Creating your reality begins with creating your day, and creating your day means waking up to the reality that you are a powerful being whose choices effect the outcome of everything that happens.  If I wake up before the sun and begin my journaling early enough I can get in two lovely solitary hours of self programming before the rest of the world has even started to think about their morning coffee.  As always it is the early bird who catches the worm... these precious hours at dawn find my mind lucid.  Spirit seems to send  lessons for me often, a dream, an insight, a passage from a book, finding a great new website, doors swing open and I happily absorb it into my day.  Now I want to start sharing that as it comes so that it can become part of your day too.

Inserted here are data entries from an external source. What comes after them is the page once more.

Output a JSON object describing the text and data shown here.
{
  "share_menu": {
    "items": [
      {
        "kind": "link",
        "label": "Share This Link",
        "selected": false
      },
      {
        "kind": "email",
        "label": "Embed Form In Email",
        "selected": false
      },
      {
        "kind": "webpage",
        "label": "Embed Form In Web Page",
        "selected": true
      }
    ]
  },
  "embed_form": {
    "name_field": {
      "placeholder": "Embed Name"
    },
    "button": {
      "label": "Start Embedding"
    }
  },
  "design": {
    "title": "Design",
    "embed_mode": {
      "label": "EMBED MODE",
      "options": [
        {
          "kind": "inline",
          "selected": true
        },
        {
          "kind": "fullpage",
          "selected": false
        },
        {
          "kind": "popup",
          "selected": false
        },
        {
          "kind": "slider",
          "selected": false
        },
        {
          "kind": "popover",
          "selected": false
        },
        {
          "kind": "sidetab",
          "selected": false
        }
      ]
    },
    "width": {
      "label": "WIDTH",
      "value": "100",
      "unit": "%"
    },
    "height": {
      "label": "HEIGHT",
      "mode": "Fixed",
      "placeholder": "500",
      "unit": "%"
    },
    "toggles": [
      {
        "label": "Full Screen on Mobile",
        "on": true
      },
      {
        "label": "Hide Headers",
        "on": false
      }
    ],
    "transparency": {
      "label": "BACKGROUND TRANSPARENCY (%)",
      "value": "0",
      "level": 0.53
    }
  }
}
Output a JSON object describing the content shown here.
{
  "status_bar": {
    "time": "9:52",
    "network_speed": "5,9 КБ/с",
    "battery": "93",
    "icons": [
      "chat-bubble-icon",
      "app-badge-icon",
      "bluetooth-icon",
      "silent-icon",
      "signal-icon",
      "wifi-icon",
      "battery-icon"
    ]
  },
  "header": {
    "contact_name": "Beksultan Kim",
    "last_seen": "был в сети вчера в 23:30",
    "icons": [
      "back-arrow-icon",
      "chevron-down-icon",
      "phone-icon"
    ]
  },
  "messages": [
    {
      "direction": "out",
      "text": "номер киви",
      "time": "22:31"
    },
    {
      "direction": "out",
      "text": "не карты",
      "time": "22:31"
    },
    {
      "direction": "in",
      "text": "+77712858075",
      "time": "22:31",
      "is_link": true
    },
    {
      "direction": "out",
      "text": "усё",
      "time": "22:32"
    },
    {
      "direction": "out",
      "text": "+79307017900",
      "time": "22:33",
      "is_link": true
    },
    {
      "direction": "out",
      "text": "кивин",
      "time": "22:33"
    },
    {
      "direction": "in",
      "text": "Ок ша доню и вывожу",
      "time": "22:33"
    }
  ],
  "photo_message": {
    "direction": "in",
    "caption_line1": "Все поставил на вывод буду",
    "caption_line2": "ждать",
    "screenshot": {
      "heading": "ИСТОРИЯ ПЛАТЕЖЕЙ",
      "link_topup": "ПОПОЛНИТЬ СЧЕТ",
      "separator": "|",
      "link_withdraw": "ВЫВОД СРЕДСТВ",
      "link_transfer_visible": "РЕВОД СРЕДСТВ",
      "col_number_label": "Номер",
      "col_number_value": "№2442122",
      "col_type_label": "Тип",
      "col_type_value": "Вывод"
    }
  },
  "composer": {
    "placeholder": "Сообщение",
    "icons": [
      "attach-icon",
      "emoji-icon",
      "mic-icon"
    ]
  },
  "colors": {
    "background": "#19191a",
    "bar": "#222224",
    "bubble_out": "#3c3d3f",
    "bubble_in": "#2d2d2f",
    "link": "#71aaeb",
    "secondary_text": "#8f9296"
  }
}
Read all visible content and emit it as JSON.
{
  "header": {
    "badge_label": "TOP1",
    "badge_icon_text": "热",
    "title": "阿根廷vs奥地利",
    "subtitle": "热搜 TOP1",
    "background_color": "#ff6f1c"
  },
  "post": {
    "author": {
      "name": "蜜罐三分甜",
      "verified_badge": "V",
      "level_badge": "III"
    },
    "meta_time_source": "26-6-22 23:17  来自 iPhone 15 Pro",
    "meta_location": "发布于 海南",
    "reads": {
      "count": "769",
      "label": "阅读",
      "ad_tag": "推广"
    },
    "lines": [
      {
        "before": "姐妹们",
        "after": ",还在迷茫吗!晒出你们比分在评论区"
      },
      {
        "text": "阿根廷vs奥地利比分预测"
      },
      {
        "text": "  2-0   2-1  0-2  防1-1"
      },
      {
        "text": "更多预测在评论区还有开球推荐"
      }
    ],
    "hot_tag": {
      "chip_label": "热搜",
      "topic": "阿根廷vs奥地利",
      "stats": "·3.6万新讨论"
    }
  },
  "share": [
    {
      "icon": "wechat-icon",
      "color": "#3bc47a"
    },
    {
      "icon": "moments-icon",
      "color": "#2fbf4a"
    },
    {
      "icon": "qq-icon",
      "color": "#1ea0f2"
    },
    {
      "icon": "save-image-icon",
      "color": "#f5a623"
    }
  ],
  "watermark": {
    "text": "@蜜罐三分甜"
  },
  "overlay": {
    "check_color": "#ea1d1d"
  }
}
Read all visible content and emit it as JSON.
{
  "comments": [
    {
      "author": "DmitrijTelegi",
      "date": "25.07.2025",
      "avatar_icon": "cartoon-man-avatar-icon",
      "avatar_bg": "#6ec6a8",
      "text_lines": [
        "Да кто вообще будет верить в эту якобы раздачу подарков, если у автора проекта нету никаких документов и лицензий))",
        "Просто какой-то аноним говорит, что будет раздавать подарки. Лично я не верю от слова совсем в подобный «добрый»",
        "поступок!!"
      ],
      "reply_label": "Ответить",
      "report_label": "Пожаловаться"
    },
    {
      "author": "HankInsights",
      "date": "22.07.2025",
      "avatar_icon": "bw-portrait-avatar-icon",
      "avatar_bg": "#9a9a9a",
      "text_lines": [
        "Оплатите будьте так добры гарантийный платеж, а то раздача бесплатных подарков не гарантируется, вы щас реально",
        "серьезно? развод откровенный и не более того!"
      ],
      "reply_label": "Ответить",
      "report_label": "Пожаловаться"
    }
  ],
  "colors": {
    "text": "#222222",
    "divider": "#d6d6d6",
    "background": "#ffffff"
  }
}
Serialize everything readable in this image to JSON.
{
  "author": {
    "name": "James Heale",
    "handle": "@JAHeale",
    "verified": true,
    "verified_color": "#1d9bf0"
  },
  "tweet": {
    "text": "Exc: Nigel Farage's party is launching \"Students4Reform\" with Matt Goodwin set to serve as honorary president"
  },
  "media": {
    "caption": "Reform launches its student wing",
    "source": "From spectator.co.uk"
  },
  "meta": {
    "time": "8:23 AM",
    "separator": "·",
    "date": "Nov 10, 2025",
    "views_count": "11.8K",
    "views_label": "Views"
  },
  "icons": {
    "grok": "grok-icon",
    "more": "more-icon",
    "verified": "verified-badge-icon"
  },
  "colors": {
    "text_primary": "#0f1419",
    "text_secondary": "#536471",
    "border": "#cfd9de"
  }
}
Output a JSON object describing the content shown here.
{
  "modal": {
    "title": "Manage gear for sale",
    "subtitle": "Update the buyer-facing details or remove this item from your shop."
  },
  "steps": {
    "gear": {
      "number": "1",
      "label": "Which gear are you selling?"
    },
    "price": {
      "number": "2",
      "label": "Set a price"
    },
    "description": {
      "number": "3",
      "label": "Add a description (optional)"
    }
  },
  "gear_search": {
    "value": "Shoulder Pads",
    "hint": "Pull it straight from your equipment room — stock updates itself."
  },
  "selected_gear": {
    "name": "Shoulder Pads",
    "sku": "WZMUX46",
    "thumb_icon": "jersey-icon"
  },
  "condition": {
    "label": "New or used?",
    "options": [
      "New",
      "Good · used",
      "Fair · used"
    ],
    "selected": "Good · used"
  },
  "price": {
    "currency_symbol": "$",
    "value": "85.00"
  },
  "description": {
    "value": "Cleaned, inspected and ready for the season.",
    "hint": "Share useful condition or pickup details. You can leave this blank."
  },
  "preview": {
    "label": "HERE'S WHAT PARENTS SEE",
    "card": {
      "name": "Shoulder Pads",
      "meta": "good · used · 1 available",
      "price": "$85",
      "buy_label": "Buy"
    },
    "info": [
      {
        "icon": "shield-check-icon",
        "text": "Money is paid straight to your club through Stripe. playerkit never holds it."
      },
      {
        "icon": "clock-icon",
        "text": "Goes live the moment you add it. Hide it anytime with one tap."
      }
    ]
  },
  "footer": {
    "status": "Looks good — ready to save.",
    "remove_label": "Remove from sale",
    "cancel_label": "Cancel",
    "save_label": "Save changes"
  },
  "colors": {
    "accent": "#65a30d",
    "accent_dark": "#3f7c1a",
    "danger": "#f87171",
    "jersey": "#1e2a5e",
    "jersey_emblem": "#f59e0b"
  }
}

You enter the forest at the darkest point,
where there is no path.
Where there is a way or a path,
it is someone else’s path.
You are not on your own path.
If you follow someone else’s way, you are not going to realize your potential.


     
"In the pursuit of knowledge, Every day something is added. In the practice of the Way, Every day something is dropped. Less and less do you need to force things, Until finally you arrive at non-action. When nothing is done, Nothing is left undone. Go up when the water goes up and down when the water goes down. There is a benevolent force flowing through all reality. When you are aligned with that force, you move forward with tremendous power."